また、本社法務だけに居続けると、一定確率で、事業部門を下に見る人間が出る*7。単に役回りが違うだけでしかないのに。周囲がカバーできたとしても、それはそれで大変なこともあるので、そういう人間の「矯正」には、やはり実際に事業部門を体験してもらうのが良いのではないかと考える。

 

そういう次第で、必須とまでは言い難いとしても、少なくとも一定期間、事業部門の経験を積むことも、必ずしもマイナスとばかりは言えないと考える次第。なんにしても経験は、その経験をどのようにみるかで、活かしようは結構あるとも感じるところである。

*1:また、こちらが過去にエントリにした内容と重なっている可能性がある点もご容赦いただきたい。

*2:これが何かは議論があるような気がするが一旦脇に置く。

*3:なお、こちらは初職で最初は地方支店で勤務し、その後本社法務に異動し、その後は主に企業内法務で働き続けていることを付言しておく。

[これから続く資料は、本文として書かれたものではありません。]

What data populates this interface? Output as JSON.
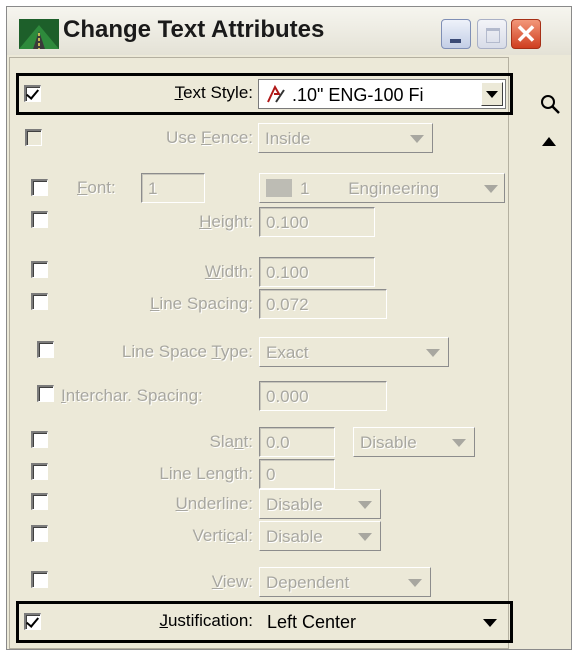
{
  "window": {
    "title": "Change Text Attributes"
  },
  "text_style": {
    "checked": true,
    "label_hot": "T",
    "label_rest": "ext Style:",
    "value": ".10\"  ENG-100 Fi"
  },
  "use_fence": {
    "label_pre": "Use ",
    "label_hot": "F",
    "label_rest": "ence:",
    "value": "Inside"
  },
  "font": {
    "label_hot": "F",
    "label_rest": "ont:",
    "number": "1",
    "preview_number": "1",
    "name": "Engineering"
  },
  "height": {
    "label_hot": "H",
    "label_rest": "eight:",
    "value": "0.100"
  },
  "width": {
    "label_hot": "W",
    "label_rest": "idth:",
    "value": "0.100"
  },
  "line_spacing": {
    "label_hot": "L",
    "label_rest": "ine Spacing:",
    "value": "0.072"
  },
  "line_space_type": {
    "label_pre": "Line Space ",
    "label_hot": "T",
    "label_rest": "ype:",
    "value": "Exact"
  },
  "interchar_spacing": {
    "label_hot": "I",
    "label_rest": "nterchar. Spacing:",
    "value": "0.000"
  },
  "slant": {
    "label_pre": "Sla",
    "label_hot": "n",
    "label_rest": "t:",
    "value": "0.0",
    "mode": "Disable"
  },
  "line_length": {
    "label_pre": "Line Len",
    "label_hot": "g",
    "label_rest": "th:",
    "value": "0"
  },
  "underline": {
    "label_hot": "U",
    "label_rest": "nderline:",
    "value": "Disable"
  },
  "vertical": {
    "label_pre": "Verti",
    "label_hot": "c",
    "label_rest": "al:",
    "value": "Disable"
  },
  "view": {
    "label_hot": "V",
    "label_rest": "iew:",
    "value": "Dependent"
  },
  "justification": {
    "checked": true,
    "label_hot": "J",
    "label_rest": "ustification:",
    "value": "Left Center"
  },
  "colors": {
    "dialog_bg": "#ece9d8",
    "disabled_text": "#a8a7a0",
    "close_red": "#cf3e20"
  }
}
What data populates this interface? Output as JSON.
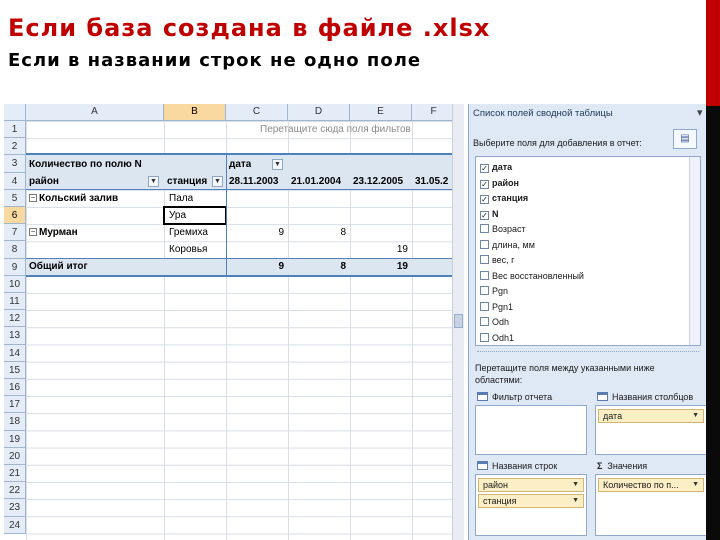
{
  "slide": {
    "title": "Если база создана в файле .xlsx",
    "subtitle": "Если в названии строк не одно поле"
  },
  "sheet": {
    "columns": [
      "A",
      "B",
      "C",
      "D",
      "E",
      "F"
    ],
    "selected_column": "B",
    "rows": [
      "1",
      "2",
      "3",
      "4",
      "5",
      "6",
      "7",
      "8",
      "9",
      "10",
      "11",
      "12",
      "13",
      "14",
      "15",
      "16",
      "17",
      "18",
      "19",
      "20",
      "21",
      "22",
      "23",
      "24"
    ],
    "selected_row": "6",
    "drop_hint": "Перетащите сюда поля фильтов",
    "pivot": {
      "value_header": "Количество по полю N",
      "col_field": "дата",
      "row_field_1": "район",
      "row_field_2": "станция",
      "dates": [
        "28.11.2003",
        "21.01.2004",
        "23.12.2005",
        "31.05.2"
      ],
      "groups": [
        {
          "name": "Кольский залив",
          "stations": [
            "Пала",
            "Ура"
          ]
        },
        {
          "name": "Мурман",
          "stations": [
            "Гремиха",
            "Коровья"
          ]
        }
      ],
      "values": {
        "r7c": "9",
        "r7d": "8",
        "r8e": "19",
        "total_c": "9",
        "total_d": "8",
        "total_e": "19"
      },
      "grand_total": "Общий итог"
    }
  },
  "panel": {
    "title": "Список полей сводной таблицы",
    "subtitle": "Выберите поля для добавления в отчет:",
    "fields": [
      {
        "label": "дата",
        "checked": true,
        "bold": true
      },
      {
        "label": "район",
        "checked": true,
        "bold": true
      },
      {
        "label": "станция",
        "checked": true,
        "bold": true
      },
      {
        "label": "N",
        "checked": true,
        "bold": true
      },
      {
        "label": "Возраст",
        "checked": false,
        "bold": false
      },
      {
        "label": "длина, мм",
        "checked": false,
        "bold": false
      },
      {
        "label": "вес, г",
        "checked": false,
        "bold": false
      },
      {
        "label": "Вес восстановленный",
        "checked": false,
        "bold": false
      },
      {
        "label": "Pgn",
        "checked": false,
        "bold": false
      },
      {
        "label": "Pgn1",
        "checked": false,
        "bold": false
      },
      {
        "label": "Odh",
        "checked": false,
        "bold": false
      },
      {
        "label": "Odh1",
        "checked": false,
        "bold": false
      }
    ],
    "drag_hint": "Перетащите поля между указанными ниже областями:",
    "areas": {
      "report_filter": "Фильтр отчета",
      "column_labels": "Названия столбцов",
      "row_labels": "Названия строк",
      "values": "Значения"
    },
    "column_chips": [
      "дата"
    ],
    "row_chips": [
      "район",
      "станция"
    ],
    "value_chips": [
      "Количество по п..."
    ]
  }
}
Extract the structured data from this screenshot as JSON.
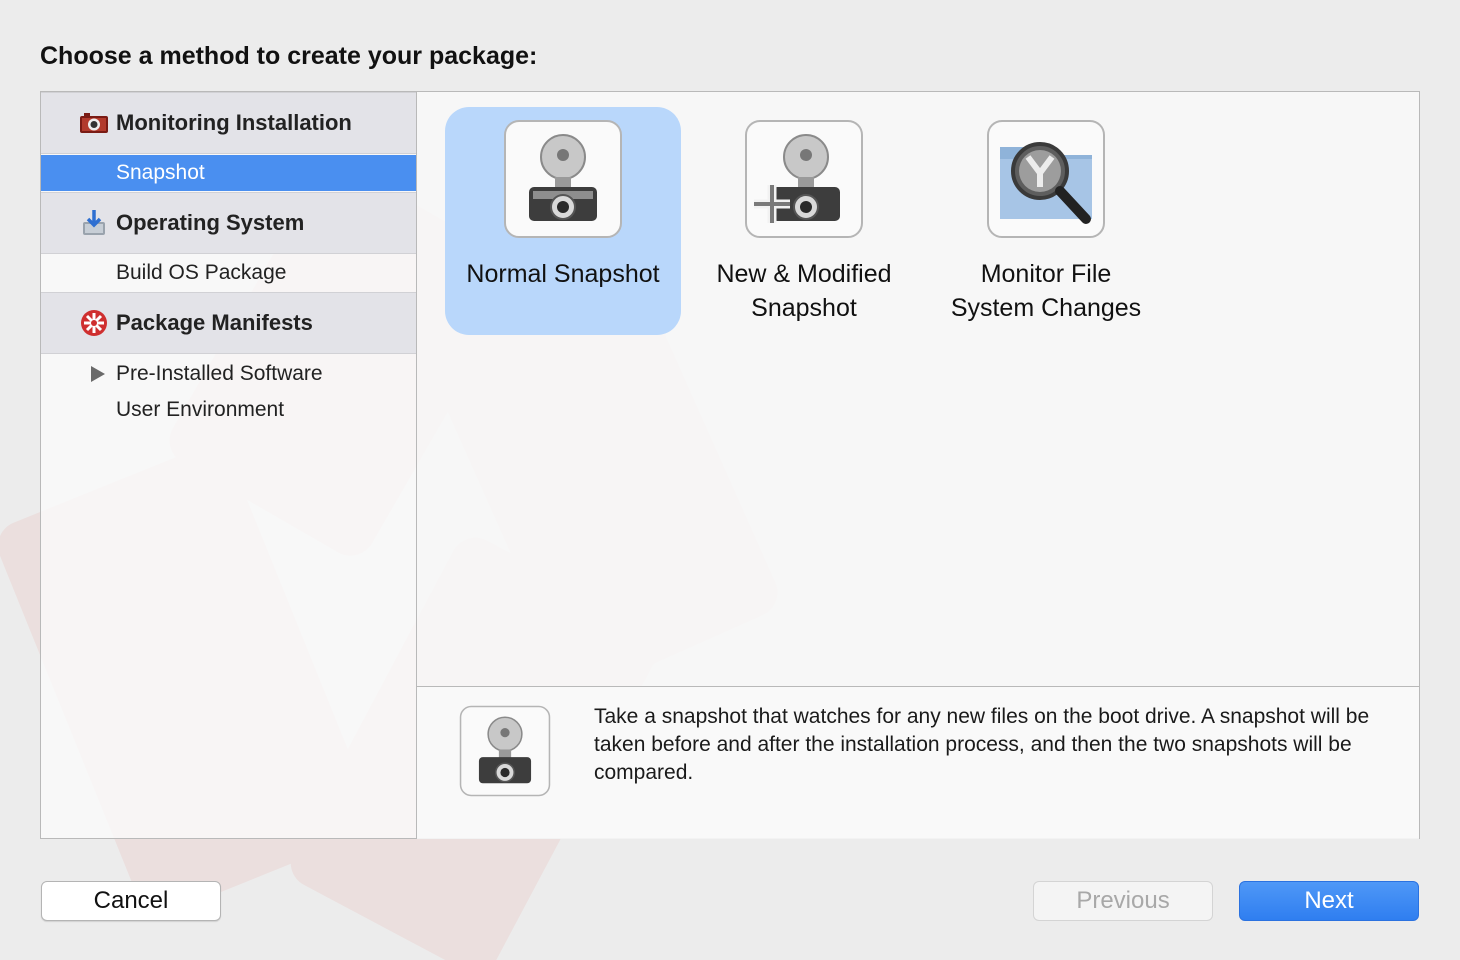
{
  "dialog": {
    "title": "Choose a method to create your package:"
  },
  "sidebar": {
    "sections": [
      {
        "label": "Monitoring Installation",
        "icon": "camera-icon",
        "items": [
          {
            "label": "Snapshot",
            "selected": true
          }
        ]
      },
      {
        "label": "Operating System",
        "icon": "os-installer-icon",
        "items": [
          {
            "label": "Build OS Package",
            "selected": false
          }
        ]
      },
      {
        "label": "Package Manifests",
        "icon": "package-manifests-icon",
        "items": [
          {
            "label": "Pre-Installed Software",
            "selected": false,
            "expandable": true
          },
          {
            "label": "User Environment",
            "selected": false
          }
        ]
      }
    ]
  },
  "options": [
    {
      "label": "Normal Snapshot",
      "icon": "flash-camera-icon",
      "selected": true
    },
    {
      "label": "New  &  Modified\nSnapshot",
      "icon": "flash-camera-plus-icon",
      "selected": false
    },
    {
      "label": "Monitor File\nSystem Changes",
      "icon": "magnifier-folder-icon",
      "selected": false
    }
  ],
  "description": {
    "icon": "flash-camera-icon",
    "text": "Take a snapshot that watches for any new files on the boot drive. A snapshot will be taken before and after the installation process, and then the two snapshots will be compared."
  },
  "buttons": {
    "cancel": "Cancel",
    "previous": "Previous",
    "next": "Next",
    "previous_enabled": false
  },
  "colors": {
    "selection_blue": "#4a8ff0",
    "option_highlight": "#b9d7fb",
    "accent_red": "#c0392b"
  }
}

*4:それがどこまで自身の評価に反映されるかは状況次第ではあるが。

*5:上に政策あれば、下に対策あり、という言葉が想起されるところである。

*6:出向の場合は、「お客様」扱いされてしまうと、体験できることの幅が減る可能性があるのだが、それでも経験できることはゼロではないのではないか。

*7:そういう実例も、有資格者ではないが、体験している。有資格者の場合は、資格も相まって、そういう傾向が出やすいかどうかはさておき。